Assim, tal autor identifica igualmente uma “fase de articulados (em que as partes, para além de requererem a instauração do processo, têm obrigatoriamente de suscitar e discutir todas as questões que condicionam a partilha, alegando e sustentando quem são os interessados e respectivas quotas ideais e qual o acervo patrimonial, activo e passivo, que constitui objecto da sucessão) – abrangendo a fase inicial e a fase das oposições e verificação do passivo”, e explicando que o “processo inicia-se tendencialmente (ao menos, quando requerido por quem deva exercer as funções de cabeça de casal) com uma verdadeira petição inicial (e não como o mero requerimento tabelar de instauração de inventário) de que devem constar todos os elementos relevantes para a partilha”.
Mais explica que se procurou assim evitar “que seja sistemática e desnecessariamente relegada para momento ulterior ao início do processo a apresentação de uma série de elementos e documentos essenciais à boa prossecução da causa, como ocorria no regime prescrito no anterior CPC”, explicando ainda que “após despacho liminar (em que o juiz verifica se o processo está em condições de passar à fase subsequente), inicia-se a fase seguinte, da oposição ou do contraditório, exercendo os interessados citados o direito ao contraditório, cabendo-lhes impugnar concentradamente  no próprio articulado de oposição tudo o que respeite à definição do universo dos interessados directos e respectivas quotas hereditárias, à competência do cabeça de casal e à delimitação do património hereditário, incluindo o passivo (cuja verificação é, deste modo, antecipada – do momento da conferência de interessados – para o da dedução de oposição e impugnações)”.
A referida fase da oposição ou do contraditório surge bem vincada através do preceituado no art.º 1104º do Código de Processo Civil, quando se dispõe no seu nº 1 que os interessados directos na partilha são citados (ou notificados, no caso do requerente do inventário, por força do seu nº 2) para, no prazo de 30 dias contado da sua citação/notificação (e para além do mais): d) apresentar reclamação à relação de bens; e) impugnar os créditos e as dívidas relacionadas.

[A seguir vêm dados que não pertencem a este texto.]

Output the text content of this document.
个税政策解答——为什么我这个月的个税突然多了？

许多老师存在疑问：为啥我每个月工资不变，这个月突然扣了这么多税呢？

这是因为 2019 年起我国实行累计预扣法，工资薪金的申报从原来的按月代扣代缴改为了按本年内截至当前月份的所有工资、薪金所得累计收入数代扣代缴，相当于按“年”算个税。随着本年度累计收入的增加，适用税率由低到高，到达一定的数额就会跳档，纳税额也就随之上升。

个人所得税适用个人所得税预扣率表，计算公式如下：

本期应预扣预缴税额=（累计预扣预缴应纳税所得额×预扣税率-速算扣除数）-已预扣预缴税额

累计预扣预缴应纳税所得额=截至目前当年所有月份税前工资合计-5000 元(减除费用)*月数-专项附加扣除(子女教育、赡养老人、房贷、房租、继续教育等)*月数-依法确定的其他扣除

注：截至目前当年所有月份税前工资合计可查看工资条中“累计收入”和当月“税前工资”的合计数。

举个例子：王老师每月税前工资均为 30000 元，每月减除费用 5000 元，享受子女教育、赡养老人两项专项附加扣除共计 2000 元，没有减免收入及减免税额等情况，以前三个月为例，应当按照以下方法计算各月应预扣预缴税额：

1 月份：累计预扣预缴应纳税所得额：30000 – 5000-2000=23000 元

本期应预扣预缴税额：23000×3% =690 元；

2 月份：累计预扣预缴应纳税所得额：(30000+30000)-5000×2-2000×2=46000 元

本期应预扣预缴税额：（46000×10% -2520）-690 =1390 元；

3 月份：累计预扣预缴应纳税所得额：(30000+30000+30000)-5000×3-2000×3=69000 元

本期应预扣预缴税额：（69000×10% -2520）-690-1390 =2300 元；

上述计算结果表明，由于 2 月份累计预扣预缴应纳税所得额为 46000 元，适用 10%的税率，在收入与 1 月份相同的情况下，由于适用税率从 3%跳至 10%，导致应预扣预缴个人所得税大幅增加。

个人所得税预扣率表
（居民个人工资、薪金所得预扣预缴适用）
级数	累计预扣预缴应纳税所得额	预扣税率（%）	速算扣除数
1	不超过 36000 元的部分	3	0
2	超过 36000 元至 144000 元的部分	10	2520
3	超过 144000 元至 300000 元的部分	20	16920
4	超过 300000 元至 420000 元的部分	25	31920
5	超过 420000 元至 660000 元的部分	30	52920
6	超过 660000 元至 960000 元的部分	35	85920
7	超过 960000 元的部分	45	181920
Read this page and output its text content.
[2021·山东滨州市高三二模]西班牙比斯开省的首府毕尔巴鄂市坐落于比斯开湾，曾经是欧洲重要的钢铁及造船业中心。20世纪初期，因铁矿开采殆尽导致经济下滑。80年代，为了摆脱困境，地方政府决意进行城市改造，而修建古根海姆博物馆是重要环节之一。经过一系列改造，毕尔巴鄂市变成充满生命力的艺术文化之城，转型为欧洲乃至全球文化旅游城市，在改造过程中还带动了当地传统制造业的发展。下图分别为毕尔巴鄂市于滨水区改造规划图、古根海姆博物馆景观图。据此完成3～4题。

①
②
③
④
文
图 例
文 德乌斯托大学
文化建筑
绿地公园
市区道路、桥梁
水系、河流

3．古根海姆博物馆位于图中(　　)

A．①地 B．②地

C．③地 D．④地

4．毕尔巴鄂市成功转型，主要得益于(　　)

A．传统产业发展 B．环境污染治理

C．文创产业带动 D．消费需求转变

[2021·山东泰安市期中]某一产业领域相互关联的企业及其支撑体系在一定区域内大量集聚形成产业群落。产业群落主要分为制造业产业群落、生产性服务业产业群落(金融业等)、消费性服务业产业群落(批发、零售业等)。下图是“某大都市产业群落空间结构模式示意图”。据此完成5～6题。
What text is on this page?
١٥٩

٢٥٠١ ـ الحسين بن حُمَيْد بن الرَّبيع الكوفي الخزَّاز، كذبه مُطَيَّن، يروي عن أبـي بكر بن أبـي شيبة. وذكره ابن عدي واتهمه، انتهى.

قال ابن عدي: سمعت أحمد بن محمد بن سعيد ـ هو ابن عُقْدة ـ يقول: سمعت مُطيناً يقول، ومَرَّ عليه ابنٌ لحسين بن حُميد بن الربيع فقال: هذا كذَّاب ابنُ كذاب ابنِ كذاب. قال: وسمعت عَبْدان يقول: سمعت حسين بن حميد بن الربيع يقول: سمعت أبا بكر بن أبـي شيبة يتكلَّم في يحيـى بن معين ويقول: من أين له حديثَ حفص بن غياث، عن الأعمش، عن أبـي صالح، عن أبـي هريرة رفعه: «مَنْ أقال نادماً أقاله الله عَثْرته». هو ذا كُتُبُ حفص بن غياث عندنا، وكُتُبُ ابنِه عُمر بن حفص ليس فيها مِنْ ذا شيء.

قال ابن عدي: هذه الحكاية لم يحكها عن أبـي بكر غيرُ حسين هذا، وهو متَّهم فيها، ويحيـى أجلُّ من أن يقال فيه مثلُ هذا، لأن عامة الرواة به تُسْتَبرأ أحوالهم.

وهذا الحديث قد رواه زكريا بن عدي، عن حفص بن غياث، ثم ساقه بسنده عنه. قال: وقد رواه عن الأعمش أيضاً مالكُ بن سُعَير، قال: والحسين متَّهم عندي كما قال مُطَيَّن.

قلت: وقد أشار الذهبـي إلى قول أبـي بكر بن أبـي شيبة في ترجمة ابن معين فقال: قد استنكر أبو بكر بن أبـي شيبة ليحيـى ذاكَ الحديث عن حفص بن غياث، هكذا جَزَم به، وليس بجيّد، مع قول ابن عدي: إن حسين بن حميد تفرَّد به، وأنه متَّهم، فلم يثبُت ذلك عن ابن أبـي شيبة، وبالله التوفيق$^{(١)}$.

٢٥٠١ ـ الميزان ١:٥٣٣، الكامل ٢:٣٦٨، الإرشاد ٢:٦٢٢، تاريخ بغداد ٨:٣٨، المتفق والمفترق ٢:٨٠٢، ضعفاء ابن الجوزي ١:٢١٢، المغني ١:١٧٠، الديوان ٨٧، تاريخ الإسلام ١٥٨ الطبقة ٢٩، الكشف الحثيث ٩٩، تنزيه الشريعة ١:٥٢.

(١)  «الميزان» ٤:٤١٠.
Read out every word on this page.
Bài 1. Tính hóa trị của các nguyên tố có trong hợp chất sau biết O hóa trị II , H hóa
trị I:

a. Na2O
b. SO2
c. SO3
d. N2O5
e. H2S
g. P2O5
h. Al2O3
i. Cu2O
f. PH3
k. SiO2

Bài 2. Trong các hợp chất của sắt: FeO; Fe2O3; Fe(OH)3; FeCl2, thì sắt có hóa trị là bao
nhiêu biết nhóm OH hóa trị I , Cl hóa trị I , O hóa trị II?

António Santos Abrantes Geraldes, Paulo Pimenta e Luís Filipe Pires de Sousa (Código de Processo Civil Anotado, vol. II, 2020, pág. 567) explicam que “os interessados têm o ónus de invocar e de concentrar numa única peça todos os meios de defesa que considerem oportunos, em face dos factos alegados no requerimento inicial ou do que foi complementado pelo cabeça de casal, incluindo a pronúncia sobre as suas declarações e sobre os documentos apresentados”. E mais advertem que “tal corresponde a um verdadeiro ónus e não a uma mera faculdade, já que o decurso do prazo de 30 dias determina, por regra, efeitos preclusivos quanto a tais iniciativas”, divergindo tal regime do que “estava consagrado no CPC de 1961 (art. 1348º)”, e integrando-se “agora no modelo geral dos processos de natureza contenciosa, sendo o efeito preclusivo justificado, além do mais, por razões de celeridade e de eficácia da resposta a um conflito de interesses, que importa resolver, em torno da partilha da herança”.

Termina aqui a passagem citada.